ABSTRACT We sought to evaluate selected risk factors for development of inguinal hernia in adult male Nigerians in a hospital based case control study. The aim was to identify the risks for this condition in our population. This may assist in instituting appropriate preventive measures towards early detection and treatment.
All male patients aged 18 years and above who presented with primary inguinal hernia at the General Surgical clinic of Ikorodu General Hospital between April 2009 and March 2011 were enrolled into the study as cases. Control subjects were selected randomly from the general out-patient clinic. Participants were interviewed during their first clinic attendance using a standardised questionnaire to record their bio-data and the presence or absence of the risk factors.
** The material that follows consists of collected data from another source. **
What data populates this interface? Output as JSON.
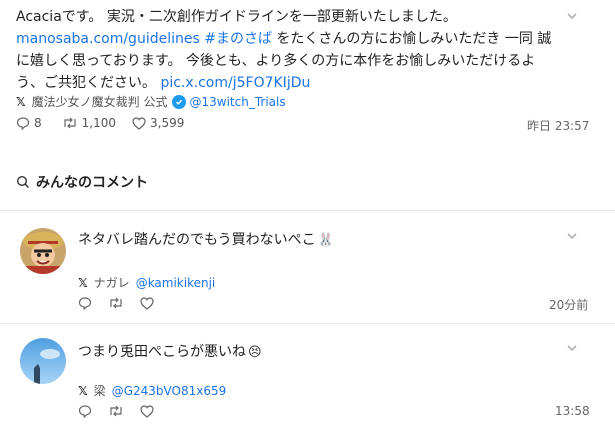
{
  "post": {
    "text_parts": {
      "intro": "Acaciaです。 実況・二次創作ガイドラインを一部更新いたしました。",
      "link": "manosaba.com/guidelines",
      "hashtag": "#まのさば",
      "mid1": " をたくさんの方にお愉しみいただき 一同 誠",
      "mid2": "に嬉しく思っております。 今後とも、より多くの方に本作をお愉しみいただけるよ",
      "mid3": "う、ご共犯ください。 ",
      "pic_link": "pic.x.com/j5FO7KIjDu"
    },
    "author_name": "魔法少女ノ魔女裁判 公式",
    "author_handle": "@13witch_Trials",
    "replies": "8",
    "reposts": "1,100",
    "likes": "3,599",
    "time": "昨日 23:57"
  },
  "section": {
    "title": "みんなのコメント"
  },
  "comments": [
    {
      "text": "ネタバレ踏んだのでもう買わないぺこ",
      "emoji": "🐰",
      "author_name": "ナガレ",
      "author_handle": "@kamikikenji",
      "time": "20分前"
    },
    {
      "text": "つまり兎田ぺこらが悪いね",
      "emoji": "😣",
      "author_name": "梁",
      "author_handle": "@G243bVO81x659",
      "time": "13:58"
    }
  ],
  "colors": {
    "link": "#1a73e8",
    "verified": "#1d9bf0",
    "divider": "#e8e8e8"
  }
}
All study cases had hernia repair and the type of hernia, whether indirect or direct was determined and documented. SPSS version 15.0 was used in the statistical analysis and the risk factors among the cases and controls were compared using univariate and multivariate logistic regression analysis.
A total number of 404 male patients were interviewed. Two hundred and two were the cases while the remaining 202 were the controls. Significant risk factors for inguinal hernia were positive family history of inguinal hernia (p < 0.001 and strenuous work activities (p < 0.001). Among the cases, 132 (65.3%) had indirect hernia while the remaining 70 (34.7%) had direct hernia. Positive family history (p = 0.011) and straining during urination or defecation (p = 0.047) were the factors significantly associated with the type of hernia.
Family history of inguinal hernia and strenuous work activity are the significant risk factors for this condition in our setting. Public health initiatives targeting those at higher risk of hernia development may help early detection and treatment; thereby reducing morbidity and mortality from this condition.